I’ve always been pretty average. Normal. Good, but not outstanding. When I’ve said this about myself people have told me off for putting myself down, telling me that I’m far better than average. But they don’t understand, I don’t say I’m average to be self deprecating, I honestly think that being average is a good thing. For example, I’m not unattractive but I’ve never worried that a man only likes me for my looks. I’m clever but I didn’t end up rebellious at school because the education system wasn’t challenging enough for my vast intellect. I wear average sized clothes and shoes, which makes shopping easy as the stores always stock plenty. I’m lucky enough to be paid more than the national average but my pay is average for my role. I make friends easily as being fairly average I can relate to a lot of people and no one finds me intimidating. From my perspective average is pretty good.
One area of my life were I wish I could be average is reproduction, but unfortunately we found out yesterday that we are far from average. We first got pregnant this time last year. That pregnancy ended in miscarriage in March. Our second pregnancy lasted from May to July again ending in miscarriage. We honestly believed that we would be third time lucky. Statistically the chance of having three miscarriages with no live births was really low. But last night we went for an early scan at 7 weeks and as soon as I saw the sac on the screen I knew that our dream wasn’t to be. The sac was empty! Stunned I questioned how this was possible. I’d had four strong pregnancy tests in recent weeks. I had early pregnancy symptoms and I’d had no bleeding or spotting at all. How could I seem so pregnant without there even being a visible embryo?? The sonographer was lovely but very matter of fact. It is the sac and placenta which produce the pregnancy hormone not the baby, it’s perfectly possible to seem pregnant without a viable embryo. Now we just wait to see if I will miscarry naturally. Based on the last two, this seems unlikely so we will probably be facing a medical or surgical management in a few weeks time. Just in time for Christmas – joy!
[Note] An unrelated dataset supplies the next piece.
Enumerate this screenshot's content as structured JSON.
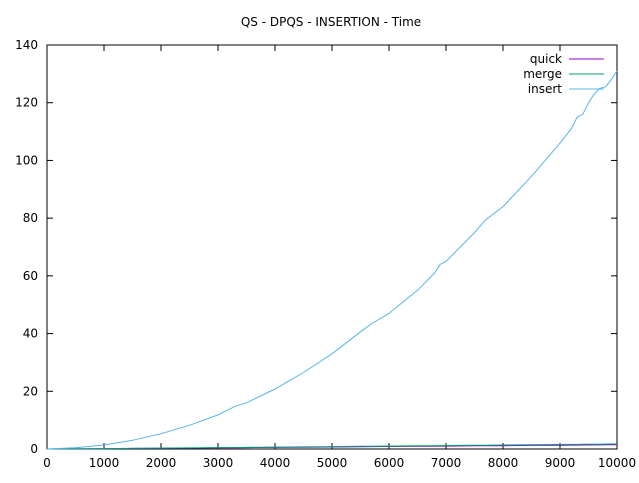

So we have had the dreaded hat-trick and officially joined the recurrent miscarriage club. It’s an elite group that nobody wants to be part of. But there are no average people here. To gain entry you have to be truly special. This is not a tenth percentile group. Everyone here is 1 in 100! My mum always said that everyone is special in their own way. I just wish that my talent had been something good like baton twirling or oragami. Why does my unusual trait have to be being reproductively flawed??